Worker Solidarity

Peter Kropotkin

“Solidarité Ouvrière”, Les Temps Nouveaux, 11 October 1913

An event of some importance for the labour movement has just take place in England. We have known for some time that there has been a major strike in Ireland, in Dublin, and we have read in the newspapers about the outrage of the police beating workers in the streets.

Well, Irish workers have shown strong solidarity with their comrades in Dublin during this strike. The Irish Transport Union has just organised the shipment of food for the strikers. And three halls and offices of the Transport Union in Dublin – Liberty Hall, which is its centre, and two branches (High Street and Croydon Park) – have just been assigned to the food distribution service. Croydon Park House, where there are bread-making facilities, will be their central store and from Thursday, the 25th, supplies for the strikers began to be deposited there.

In addition, in England, the Congress of English Trade Unions, which took place in Manchester, allocated the sum of 125,000 francs to send provisions to their brothers in Dublin. Better than that. The English trade unionists had the good sense not to confine themselves to sending a sum of money. They came up with a new idea: they approached the co-operative of co-operatives (the Wholesale Co-operative) in Manchester, asking it to supply the provisions, and they themselves chartered a ship, The Hare, which they loaded themselves and which will carry the provisions to Dublin. It will already be there the day after tomorrow, the 27th, and the Dublin strikers will themselves unload it and distribute the food through their organisation which I have just mentioned.

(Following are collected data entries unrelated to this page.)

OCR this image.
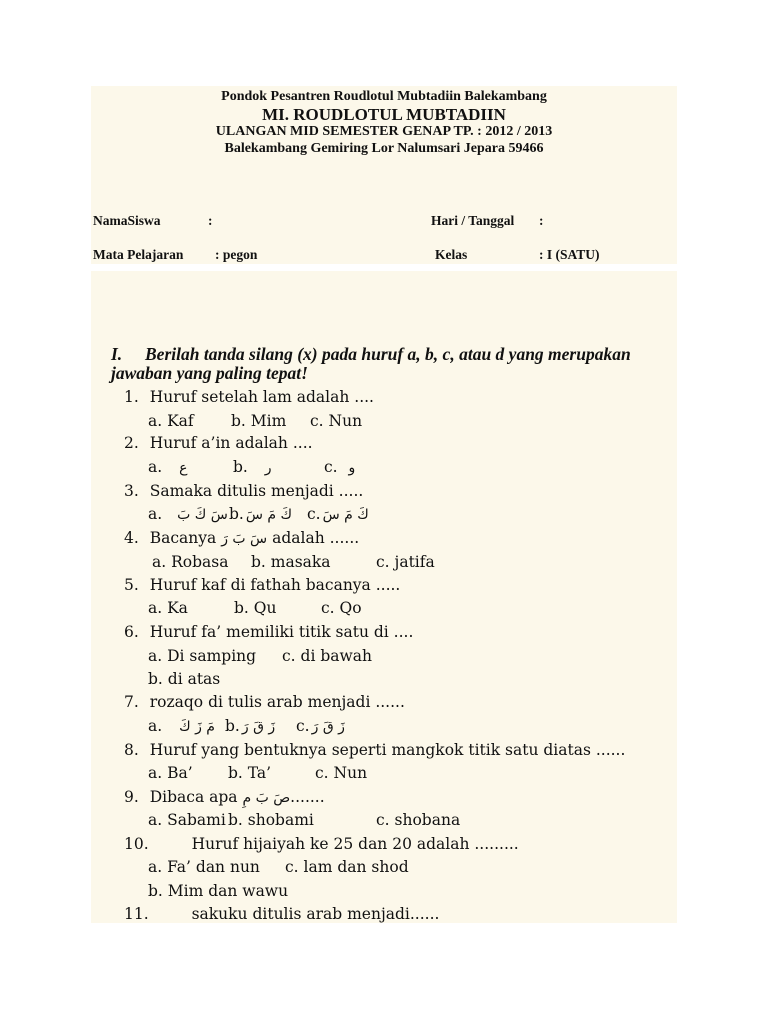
Pondok Pesantren Roudlotul Mubtadiin Balekambang
MI. ROUDLOTUL MUBTADIIN
ULANGAN MID SEMESTER GENAP TP. : 2012 / 2013
Balekambang Gemiring Lor Nalumsari Jepara 59466
NamaSiswa	:	Hari / Tanggal :
Mata Pelajaran : pegon	Kelas	: I (SATU)
I. Berilah tanda silang (x) pada huruf a, b, c, atau d yang merupakan jawaban yang paling tepat!
1. Huruf setelah lam adalah ....
a. Kaf b. Mim c. Nun
2. Huruf a’in adalah ....
a. ع	b. ر	c. و
3. Samaka ditulis menjadi .....
a. سَ كَ بَ b. كَ مَ سَ c. كَ مَ سَ
4. Bacanya سَ بَ رَ adalah ......
a. Robasa b. masaka	c. jatifa
5. Huruf kaf di fathah bacanya .....
a. Ka	b. Qu	c. Qo
6. Huruf fa’ memiliki titik satu di ....
a. Di samping c. di bawah
b. di atas
7. rozaqo di tulis arab menjadi ......
a. مَ زَ كَ b. زَ قَ رَ c. زَ قَ رَ
8. Huruf yang bentuknya seperti mangkok titik satu diatas ......
a. Ba’ b. Ta’	c. Nun
9. Dibaca apa صَ بَ مِ.......
a. Sabami b. shobami	c. shobana
10.	Huruf hijaiyah ke 25 dan 20 adalah .........
a. Fa’ dan nun c. lam dan shod
b. Mim dan wawu
11.	sakuku ditulis arab menjadi......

Notice how quickly everything was done. Tuesday evening, the 23rd, the Congress voted for 125,000 francs for relief; the next morning, four envoys from the Congress arrived in Manchester and reached an agreement with the co-operative. On the same day a vessel was hired which was in the harbour and which the Manchester dockers, who were on strike, offered to unload first and then quickly load it with the provisions. Thursday morning began the unloading of The Hare; the dockers in Manchester are working hard, eagerly, to send the supplies to Dublin as quickly as possible. The same is done at the Co-operative, where 60,000 packages are prepared, each containing a packet of butter, tea, a pot of jam (with bread, this replaces the butter) and a bag of sugar – enough for eight days for a family of five. In addition, a shipment of biscuits is sent for the kids.

Here, then, is a new element which is looming in the struggles of Labour against Capital; it is a new mode of action which will give workers a new awareness of their strengths.

– Only a workers’ Co-operative could undertake to make 60,000 packages in such a short time, said a member of the Congress, and only workers’ unions could organise the loading of the ship so well – without government, bourgeois or socialist.

This reminds me of a conversation I had about twenty-five years ago at the Manchester Co-operative. We had lunch with five or six workers, administrators of this Co-operative, seated at a very simple table, covered with an oilcloth. At the time there was much talk of the socialist revival in England and I asked my hosts:

– Suppose that the Commune of Manchester is proclaimed some time in the future. Suppose it has the good sense to declare that the Commune is responsible for providing the food that will be wanted by each family. Not luxury, that is understandable, but what we consider necessary today. Suppose the Commune comes to you for distribution. How long would it take the Co-operative to organise door-to-door distribution?

– Someone will pay for the food?

– Yes, the Commune, by making the purchases through you.

– Then no problem.

And they began to discuss very seriously amongst themselves, as if it were a matter of the next day, as might occur.

– In ten days, let’s say twelve, everything would be back in perfect order, they replied after eight or ten minutes. Our apparatus, with the good will of the workers, would suffice. Each family would receive at home what they needed. Provided, of course, that there is no stoppage in payments for purchases. That would be the main difficulty.

– Mutual credit from co-operative banks would help, wouldn’t it? So it’s not money that bankers lend to each other; it’s credit.

– Certainly.

The seriousness with which these co-operators greeted my question struck me very much and I often reflected upon it. It was if they themselves had already asked such questions. The ideas of Robert Owen seemed to live amongst them.

In any case, the essential thing in this new order of ideas amongst the English workers is the constructive, organising spirit that we see in this new way of coming to the aid of the strikers; it is above all the collaboration, not only of the workers’ meagre purses, but also the dockers contributing by their work and by the spontaneous organisation of a company that arises from the needs of the moment.

It is only in this way – by building while we destroy – that the workers will achieve their emancipation. We must see that the bourgeois is worse than harmful: that it is unnecessary.